What do you call faeces in colloquial Dutch? In fact, English and Dutch are to be greatly envied from a German perspective. A word from nursery language has spread to more general use in both languages, meaning that you can talk about shit without sounding vulgar or clinical. The words I am referring to are ‘poop’ and ‘poep’, the Dutch word being pronounced about the same as the English one. In English, ‘poop’ has a certain childish ring to it. Still, you can use it not only when talking to a toddler, but also in a newspaper headline.
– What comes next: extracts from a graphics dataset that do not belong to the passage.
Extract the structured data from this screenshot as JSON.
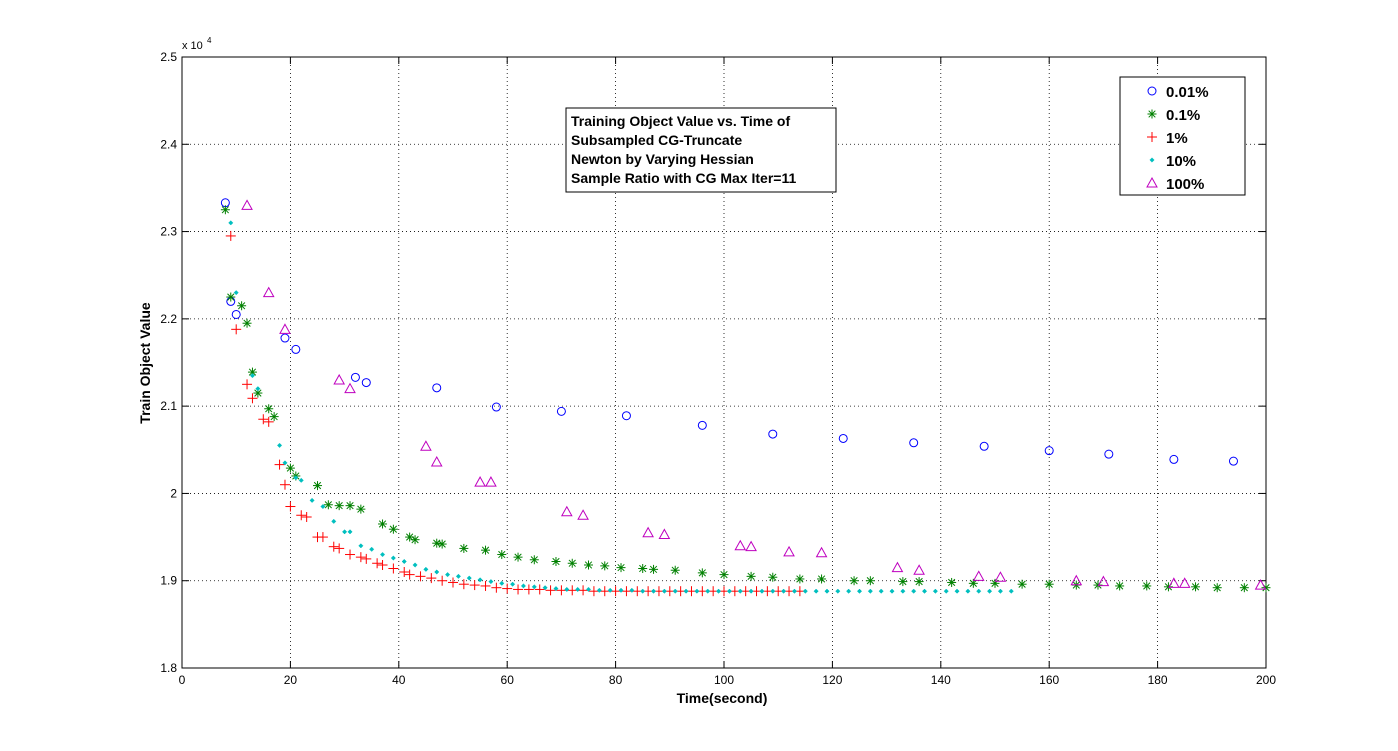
{
  "chart_data": {
    "type": "scatter",
    "title": "",
    "xlabel": "Time(second)",
    "ylabel": "Train Object Value",
    "xlim": [
      0,
      200
    ],
    "ylim": [
      18000,
      25000
    ],
    "x_ticks": [
      0,
      20,
      40,
      60,
      80,
      100,
      120,
      140,
      160,
      180,
      200
    ],
    "x_tick_labels": [
      "0",
      "20",
      "40",
      "60",
      "80",
      "100",
      "120",
      "140",
      "160",
      "180",
      "200"
    ],
    "y_ticks": [
      18000,
      19000,
      20000,
      21000,
      22000,
      23000,
      24000,
      25000
    ],
    "y_tick_labels": [
      "1.8",
      "1.9",
      "2",
      "2.1",
      "2.2",
      "2.3",
      "2.4",
      "2.5"
    ],
    "y_exponent_base": "x 10",
    "y_exponent_power": "4",
    "grid": true,
    "legend_position": "top-right",
    "annotation": [
      "Training Object Value vs. Time of",
      "Subsampled CG-Truncate",
      "Newton by Varying Hessian",
      "Sample Ratio with CG Max Iter=11"
    ],
    "series": [
      {
        "name": "0.01%",
        "marker": "circle",
        "color": "#0000ff",
        "x": [
          8,
          9,
          10,
          19,
          21,
          32,
          34,
          47,
          58,
          70,
          82,
          96,
          109,
          122,
          135,
          148,
          160,
          171,
          183,
          194
        ],
        "y": [
          23330,
          22200,
          22050,
          21780,
          21650,
          21330,
          21270,
          21210,
          20990,
          20940,
          20890,
          20780,
          20680,
          20630,
          20580,
          20540,
          20490,
          20450,
          20390,
          20370
        ]
      },
      {
        "name": "0.1%",
        "marker": "star",
        "color": "#008000",
        "x": [
          8,
          9,
          11,
          12,
          13,
          14,
          16,
          17,
          20,
          21,
          25,
          27,
          29,
          31,
          33,
          37,
          39,
          42,
          43,
          47,
          48,
          52,
          56,
          59,
          62,
          65,
          69,
          72,
          75,
          78,
          81,
          85,
          87,
          91,
          96,
          100,
          105,
          109,
          114,
          118,
          124,
          127,
          133,
          136,
          142,
          146,
          150,
          155,
          160,
          165,
          169,
          173,
          178,
          182,
          187,
          191,
          196,
          200
        ],
        "y": [
          23250,
          22250,
          22150,
          21950,
          21390,
          21150,
          20970,
          20880,
          20290,
          20200,
          20090,
          19870,
          19860,
          19860,
          19820,
          19650,
          19590,
          19500,
          19470,
          19430,
          19420,
          19370,
          19350,
          19300,
          19270,
          19240,
          19220,
          19200,
          19180,
          19170,
          19150,
          19140,
          19130,
          19120,
          19090,
          19070,
          19050,
          19040,
          19020,
          19020,
          19000,
          19000,
          18990,
          18990,
          18980,
          18970,
          18970,
          18960,
          18960,
          18950,
          18950,
          18940,
          18940,
          18930,
          18930,
          18920,
          18920,
          18920
        ]
      },
      {
        "name": "1%",
        "marker": "plus",
        "color": "#ff0000",
        "x": [
          9,
          10,
          12,
          13,
          15,
          16,
          18,
          19,
          20,
          22,
          23,
          25,
          26,
          28,
          29,
          31,
          33,
          34,
          36,
          37,
          39,
          41,
          42,
          44,
          46,
          48,
          50,
          52,
          54,
          56,
          58,
          60,
          62,
          64,
          66,
          68,
          70,
          72,
          74,
          76,
          78,
          80,
          82,
          84,
          86,
          88,
          90,
          92,
          94,
          96,
          98,
          100,
          102,
          104,
          106,
          108,
          110,
          112,
          114
        ],
        "y": [
          22950,
          21880,
          21250,
          21090,
          20850,
          20820,
          20330,
          20100,
          19850,
          19750,
          19730,
          19500,
          19500,
          19390,
          19370,
          19300,
          19270,
          19250,
          19200,
          19180,
          19140,
          19100,
          19070,
          19050,
          19030,
          19000,
          18980,
          18960,
          18950,
          18940,
          18920,
          18910,
          18900,
          18900,
          18900,
          18890,
          18890,
          18890,
          18890,
          18880,
          18880,
          18880,
          18880,
          18880,
          18880,
          18880,
          18880,
          18880,
          18880,
          18880,
          18880,
          18880,
          18880,
          18880,
          18880,
          18880,
          18880,
          18880,
          18880
        ]
      },
      {
        "name": "10%",
        "marker": "dot",
        "color": "#00bfbf",
        "x": [
          9,
          10,
          13,
          14,
          18,
          19,
          21,
          22,
          24,
          26,
          28,
          30,
          31,
          33,
          35,
          37,
          39,
          41,
          43,
          45,
          47,
          49,
          51,
          53,
          55,
          57,
          59,
          61,
          63,
          65,
          67,
          69,
          71,
          73,
          75,
          77,
          79,
          81,
          83,
          85,
          87,
          89,
          91,
          93,
          95,
          97,
          99,
          101,
          103,
          105,
          107,
          109,
          111,
          113,
          115,
          117,
          119,
          121,
          123,
          125,
          127,
          129,
          131,
          133,
          135,
          137,
          139,
          141,
          143,
          145,
          147,
          149,
          151,
          153
        ],
        "y": [
          23100,
          22300,
          21350,
          21200,
          20550,
          20350,
          20180,
          20150,
          19920,
          19850,
          19680,
          19560,
          19560,
          19400,
          19360,
          19300,
          19260,
          19220,
          19180,
          19130,
          19100,
          19070,
          19050,
          19030,
          19010,
          18990,
          18970,
          18960,
          18940,
          18930,
          18920,
          18910,
          18900,
          18900,
          18900,
          18890,
          18890,
          18890,
          18890,
          18880,
          18880,
          18880,
          18880,
          18880,
          18880,
          18880,
          18880,
          18880,
          18880,
          18880,
          18880,
          18880,
          18880,
          18880,
          18880,
          18880,
          18880,
          18880,
          18880,
          18880,
          18880,
          18880,
          18880,
          18880,
          18880,
          18880,
          18880,
          18880,
          18880,
          18880,
          18880,
          18880,
          18880,
          18880
        ]
      },
      {
        "name": "100%",
        "marker": "triangle",
        "color": "#bf00bf",
        "x": [
          12,
          16,
          19,
          29,
          31,
          45,
          47,
          55,
          57,
          71,
          74,
          86,
          89,
          103,
          105,
          112,
          118,
          132,
          136,
          147,
          151,
          165,
          170,
          183,
          185,
          199
        ],
        "y": [
          23300,
          22300,
          21880,
          21300,
          21200,
          20540,
          20360,
          20130,
          20130,
          19790,
          19750,
          19550,
          19530,
          19400,
          19390,
          19330,
          19320,
          19150,
          19120,
          19050,
          19040,
          19000,
          18990,
          18970,
          18970,
          18950
        ]
      }
    ]
  }
}
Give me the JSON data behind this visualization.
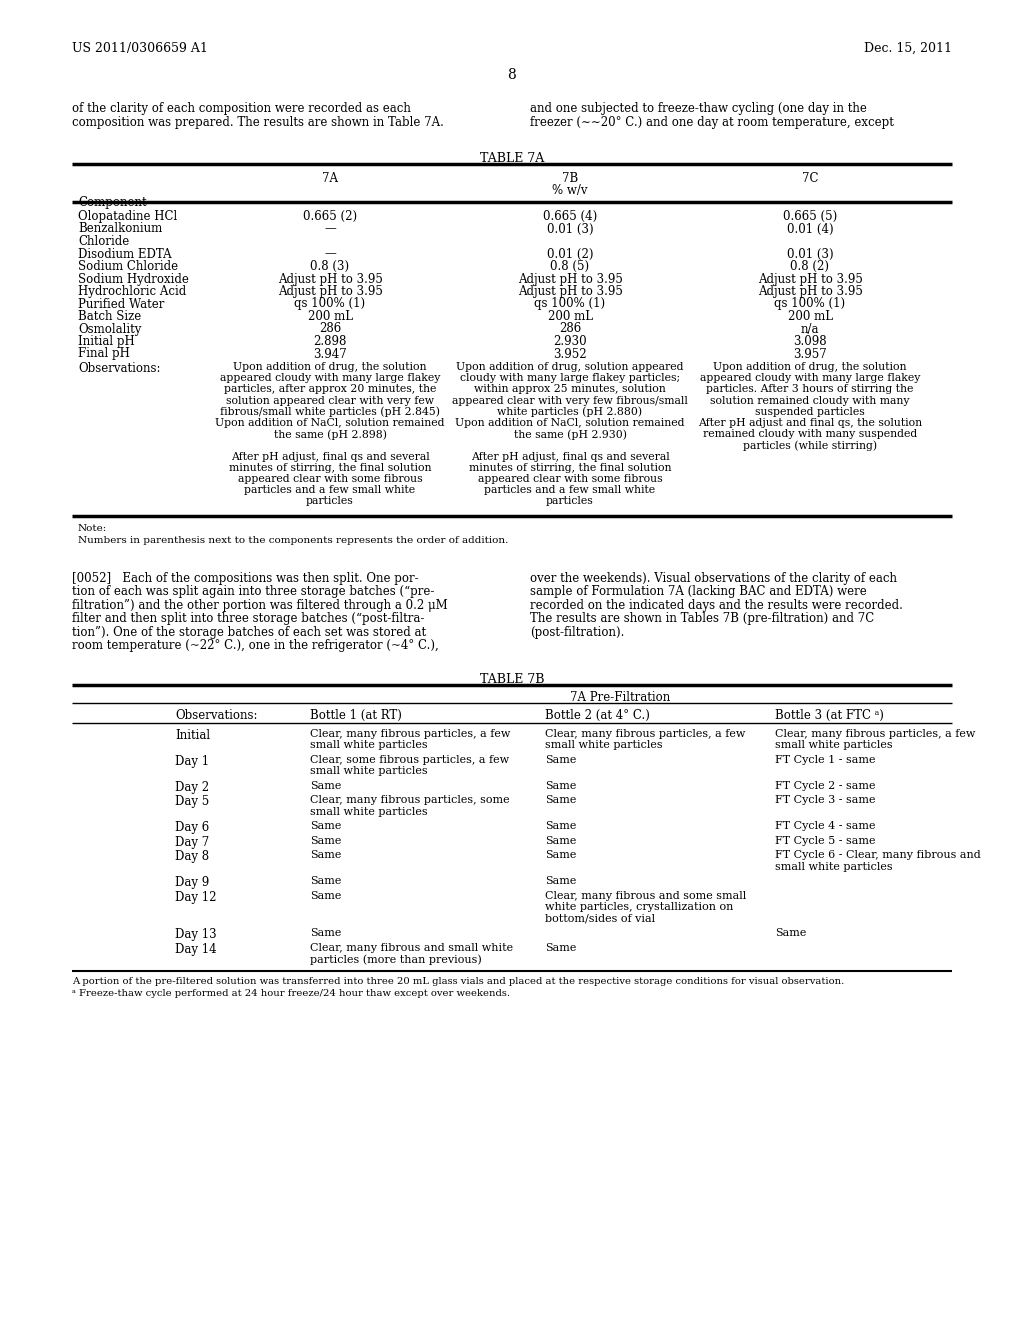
{
  "bg": "#ffffff",
  "hdr_left": "US 2011/0306659 A1",
  "hdr_right": "Dec. 15, 2011",
  "page_num": "8",
  "intro_left": [
    "of the clarity of each composition were recorded as each",
    "composition was prepared. The results are shown in Table 7A."
  ],
  "intro_right": [
    "and one subjected to freeze-thaw cycling (one day in the",
    "freezer (∼∼20° C.) and one day at room temperature, except"
  ],
  "t7a_title": "TABLE 7A",
  "t7a_col1": "7A",
  "t7a_col2a": "7B",
  "t7a_col2b": "% w/v",
  "t7a_col3": "7C",
  "t7a_comp": "Component",
  "t7a_data": [
    [
      "Olopatadine HCl",
      "0.665 (2)",
      "0.665 (4)",
      "0.665 (5)"
    ],
    [
      "Benzalkonium",
      "—",
      "0.01 (3)",
      "0.01 (4)"
    ],
    [
      "Chloride",
      "",
      "",
      ""
    ],
    [
      "Disodium EDTA",
      "—",
      "0.01 (2)",
      "0.01 (3)"
    ],
    [
      "Sodium Chloride",
      "0.8 (3)",
      "0.8 (5)",
      "0.8 (2)"
    ],
    [
      "Sodium Hydroxide",
      "Adjust pH to 3.95",
      "Adjust pH to 3.95",
      "Adjust pH to 3.95"
    ],
    [
      "Hydrochloric Acid",
      "Adjust pH to 3.95",
      "Adjust pH to 3.95",
      "Adjust pH to 3.95"
    ],
    [
      "Purified Water",
      "qs 100% (1)",
      "qs 100% (1)",
      "qs 100% (1)"
    ],
    [
      "Batch Size",
      "200 mL",
      "200 mL",
      "200 mL"
    ],
    [
      "Osmolality",
      "286",
      "286",
      "n/a"
    ],
    [
      "Initial pH",
      "2.898",
      "2.930",
      "3.098"
    ],
    [
      "Final pH",
      "3.947",
      "3.952",
      "3.957"
    ]
  ],
  "t7a_obs_label": "Observations:",
  "t7a_obs1": [
    "Upon addition of drug, the solution",
    "appeared cloudy with many large flakey",
    "particles, after approx 20 minutes, the",
    "solution appeared clear with very few",
    "fibrous/small white particles (pH 2.845)",
    "Upon addition of NaCl, solution remained",
    "the same (pH 2.898)",
    "",
    "After pH adjust, final qs and several",
    "minutes of stirring, the final solution",
    "appeared clear with some fibrous",
    "particles and a few small white",
    "particles"
  ],
  "t7a_obs2": [
    "Upon addition of drug, solution appeared",
    "cloudy with many large flakey particles;",
    "within approx 25 minutes, solution",
    "appeared clear with very few fibrous/small",
    "white particles (pH 2.880)",
    "Upon addition of NaCl, solution remained",
    "the same (pH 2.930)",
    "",
    "After pH adjust, final qs and several",
    "minutes of stirring, the final solution",
    "appeared clear with some fibrous",
    "particles and a few small white",
    "particles"
  ],
  "t7a_obs3": [
    "Upon addition of drug, the solution",
    "appeared cloudy with many large flakey",
    "particles. After 3 hours of stirring the",
    "solution remained cloudy with many",
    "suspended particles",
    "After pH adjust and final qs, the solution",
    "remained cloudy with many suspended",
    "particles (while stirring)"
  ],
  "note1": "Note:",
  "note2": "Numbers in parenthesis next to the components represents the order of addition.",
  "p52_left": [
    "[0052]   Each of the compositions was then split. One por-",
    "tion of each was split again into three storage batches (“pre-",
    "filtration”) and the other portion was filtered through a 0.2 μM",
    "filter and then split into three storage batches (“post-filtra-",
    "tion”). One of the storage batches of each set was stored at",
    "room temperature (~22° C.), one in the refrigerator (~4° C.),"
  ],
  "p52_right": [
    "over the weekends). Visual observations of the clarity of each",
    "sample of Formulation 7A (lacking BAC and EDTA) were",
    "recorded on the indicated days and the results were recorded.",
    "The results are shown in Tables 7B (pre-filtration) and 7C",
    "(post-filtration)."
  ],
  "t7b_title": "TABLE 7B",
  "t7b_sub": "7A Pre-Filtration",
  "t7b_hdrs": [
    "Observations:",
    "Bottle 1 (at RT)",
    "Bottle 2 (at 4° C.)",
    "Bottle 3 (at FTC ᵃ)"
  ],
  "t7b_rows": [
    [
      "Initial",
      "Clear, many fibrous particles, a few\nsmall white particles",
      "Clear, many fibrous particles, a few\nsmall white particles",
      "Clear, many fibrous particles, a few\nsmall white particles"
    ],
    [
      "Day 1",
      "Clear, some fibrous particles, a few\nsmall white particles",
      "Same",
      "FT Cycle 1 - same"
    ],
    [
      "Day 2",
      "Same",
      "Same",
      "FT Cycle 2 - same"
    ],
    [
      "Day 5",
      "Clear, many fibrous particles, some\nsmall white particles",
      "Same",
      "FT Cycle 3 - same"
    ],
    [
      "Day 6",
      "Same",
      "Same",
      "FT Cycle 4 - same"
    ],
    [
      "Day 7",
      "Same",
      "Same",
      "FT Cycle 5 - same"
    ],
    [
      "Day 8",
      "Same",
      "Same",
      "FT Cycle 6 - Clear, many fibrous and\nsmall white particles"
    ],
    [
      "Day 9",
      "Same",
      "Same",
      ""
    ],
    [
      "Day 12",
      "Same",
      "Clear, many fibrous and some small\nwhite particles, crystallization on\nbottom/sides of vial",
      ""
    ],
    [
      "Day 13",
      "Same",
      "",
      "Same"
    ],
    [
      "Day 14",
      "Clear, many fibrous and small white\nparticles (more than previous)",
      "Same",
      ""
    ]
  ],
  "fn1": "A portion of the pre-filtered solution was transferred into three 20 mL glass vials and placed at the respective storage conditions for visual observation.",
  "fn2": "ᵃ Freeze-thaw cycle performed at 24 hour freeze/24 hour thaw except over weekends."
}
This is also the case with Dutch ‘poep’ (and the corresponding verb ‘poepen’), but it sounds even less childish than the English word. A Dutch newspaper recently ran an article that was titled ‘Omdat iedereen poept’ (‘Because everyone poops’). You’d be hard-pressed for a stylistically appropriate translation to German. Well, why don’t the Germans use the cognate equivalent of the Dutch and English words? Here’s the complication: There is an equivalent in German, namely ‘Pup(s)’, but it means—wait for it—‘fart’ (in a slightly childish, euphemistic register). All three words are onomatopoetic, that is, an attempt at a phonetic imitation of a real world sound. What is being imitated is, of course, the sound of flatulence. English ‘poop’ and Dutch ‘poep’ can refer to that as well, but the meaning ‘fart’ has all but died out in English. In Dutch, it is found in—you guessed it—fixed expressions, such as ‘iemand een poepje laten ruiken’ (literally: ‘to have someone smell a little fart’, meaning: ‘to put somebody in their place’). By contrast, the German word ‘Pup(s)’ means nothing but ‘fart’—just like ‘Furz’, the cognate of English ‘fart’, which is perceived to be somewhat more vulgar. So, the Dutch and English words for solid excreta and the German word for gaseous excreta are also cognates.
In consequence, this means that speakers of English and German with no knowledge of Dutch are likely to be led up the garden path when encountering ‘scheet’, just the way English and Dutch speakers with no knowledge of German might be confused by ‘Pups’. Was für eine Scheiße!